Baro, sous-préfecture de Kouroussa, localité d’origine de professeur Alpha Condé, ancien président de la République de Guinée. Aujourd’hui, cette grande sous-préfecture à vocation agro-pastorale est confrontée à d’énormes difficultés dont entre autres le manque de forage pour l’adduction d’eau, le manque d’engrais et la dégradation totale du réseau routier. De nos jours, presque les routes reliant la sous-préfecture de Baro à d’autres villages voisins sont quasiment impraticables. Mamady Condé, un des citoyens résident de la sous-préfecture explique les difficultés dont sont confrontés cette population. « Nous sommes confrontés au manque de routes, le tronçon qui nous lie à Morignoumala est aujourd’hui impraticable. En ce qui concerne l’eau, nous n’avons pas suffisamment de pompes ici. Notre vocation ici à Baro est l’agriculture, mais nous ne bénéficions pas d’aide de l’État guinéen ni des partenaires pendant que nous nous approchons de la saison agricole. Tout ce qui préoccupe un agriculteur est de savoir comment obtenir de l’engrais ou des produits phytosanitaires, car cela est une préoccupation majeure. Honnêtement, nous souffrons d’un manque d’engrais ici, et si les autorités pouvaient nous aider, cela nous soulagerait vraiment. »

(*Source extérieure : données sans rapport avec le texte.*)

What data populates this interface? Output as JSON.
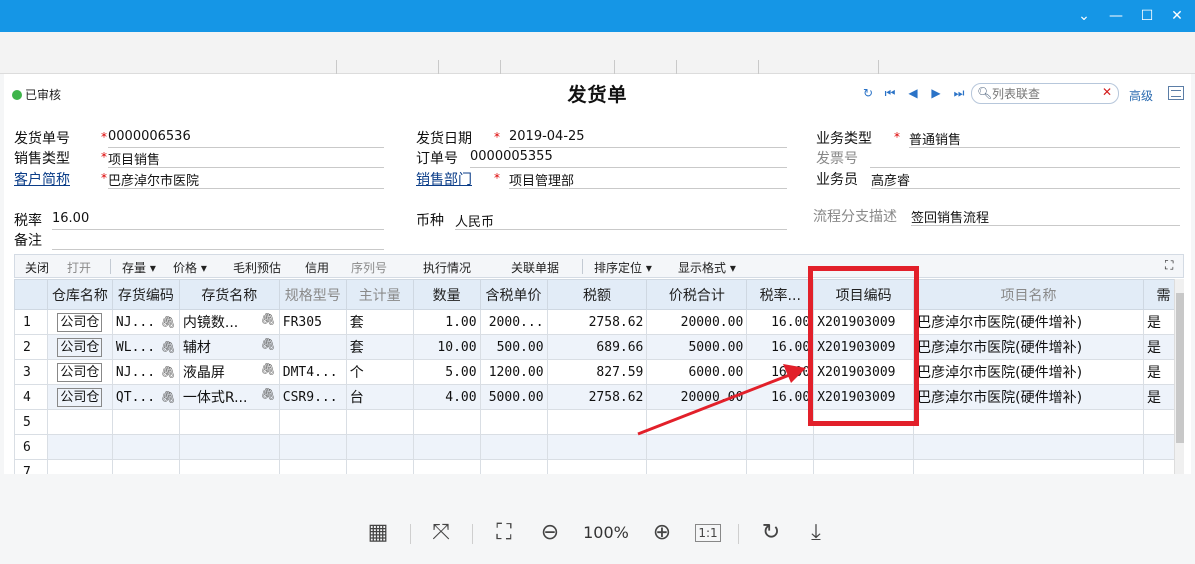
{
  "window": {
    "controls": [
      "⌄",
      "—",
      "☐",
      "✕"
    ]
  },
  "header": {
    "status": "已审核",
    "title": "发货单",
    "search_placeholder": "列表联查",
    "advanced_label": "高级"
  },
  "form": {
    "doc_no_label": "发货单号",
    "doc_no": "0000006536",
    "ship_date_label": "发货日期",
    "ship_date": "2019-04-25",
    "biz_type_label": "业务类型",
    "biz_type": "普通销售",
    "sale_type_label": "销售类型",
    "sale_type": "项目销售",
    "order_no_label": "订单号",
    "order_no": "0000005355",
    "invoice_no_label": "发票号",
    "invoice_no": "",
    "customer_label": "客户简称",
    "customer": "巴彦淖尔市医院",
    "dept_label": "销售部门",
    "dept": "项目管理部",
    "salesman_label": "业务员",
    "salesman": "高彦睿",
    "tax_rate_label": "税率",
    "tax_rate": "16.00",
    "currency_label": "币种",
    "currency": "人民币",
    "flow_label": "流程分支描述",
    "flow": "签回销售流程",
    "remark_label": "备注",
    "remark": ""
  },
  "toolbar": {
    "close": "关闭",
    "open": "打开",
    "stock": "存量",
    "price": "价格",
    "margin": "毛利预估",
    "credit": "信用",
    "serial": "序列号",
    "exec": "执行情况",
    "related": "关联单据",
    "sort": "排序定位",
    "format": "显示格式"
  },
  "grid": {
    "columns": [
      "",
      "仓库名称",
      "存货编码",
      "存货名称",
      "规格型号",
      "主计量",
      "数量",
      "含税单价",
      "税额",
      "价税合计",
      "税率...",
      "项目编码",
      "项目名称",
      "需"
    ],
    "rows": [
      {
        "no": "1",
        "wh": "公司仓",
        "code": "NJ...",
        "name": "内镜数...",
        "spec": "FR305",
        "unit": "套",
        "qty": "1.00",
        "price": "2000...",
        "tax": "2758.62",
        "total": "20000.00",
        "rate": "16.00",
        "proj_code": "X201903009",
        "proj_name": "巴彦淖尔市医院(硬件增补)",
        "need": "是"
      },
      {
        "no": "2",
        "wh": "公司仓",
        "code": "WL...",
        "name": "辅材",
        "spec": "",
        "unit": "套",
        "qty": "10.00",
        "price": "500.00",
        "tax": "689.66",
        "total": "5000.00",
        "rate": "16.00",
        "proj_code": "X201903009",
        "proj_name": "巴彦淖尔市医院(硬件增补)",
        "need": "是"
      },
      {
        "no": "3",
        "wh": "公司仓",
        "code": "NJ...",
        "name": "液晶屏",
        "spec": "DMT4...",
        "unit": "个",
        "qty": "5.00",
        "price": "1200.00",
        "tax": "827.59",
        "total": "6000.00",
        "rate": "16.00",
        "proj_code": "X201903009",
        "proj_name": "巴彦淖尔市医院(硬件增补)",
        "need": "是"
      },
      {
        "no": "4",
        "wh": "公司仓",
        "code": "QT...",
        "name": "一体式R...",
        "spec": "CSR9...",
        "unit": "台",
        "qty": "4.00",
        "price": "5000.00",
        "tax": "2758.62",
        "total": "20000.00",
        "rate": "16.00",
        "proj_code": "X201903009",
        "proj_name": "巴彦淖尔市医院(硬件增补)",
        "need": "是"
      }
    ],
    "empty_row_numbers": [
      "5",
      "6",
      "7"
    ]
  },
  "viewer": {
    "zoom": "100%"
  }
}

À en croire aux propos de certains citoyens rencontrés dans cette sous-préfecture, les lampadaires installés par le passé ne sont plus fonctionnels à Baro, car aucun d’entre eux ne s’allume depuis plusieurs mois, avant de mentionner d’autres problèmes tels que le manque de réseau téléphonique. Oumar Kourouma. « J’exprime cette préoccupation au nouveau gouvernement de la transition. Dans le passé, nous étions habitués à la lumière, mais aucun des lampadaires installés à Baro ne fonctionne plus actuellement ? Dans cette insécurité, continuer à faire des choses dans l’obscurité est très risqué pour la population. Nous n’avons pas de réseau téléphonique ici non plus. Les agents d’Orange et Areeba viennent ici régulièrement, mais joindre quelqu’un à Baro est un défi, notre mosquée est également en construction, mais nous manquons de moyens. Nous demandons leur aide. »
Il faut rappeler que, comme dans de nombreuses sous-préfectures et districts du pays, la population de Baro aspire à contribuer au développement de la Guinée, mais cela ne sera possible que si les autorités les accompagnent dans leurs différentes activités, notamment l’agriculture.
Kokoly joseph Kolié, correspondant régional à kankan.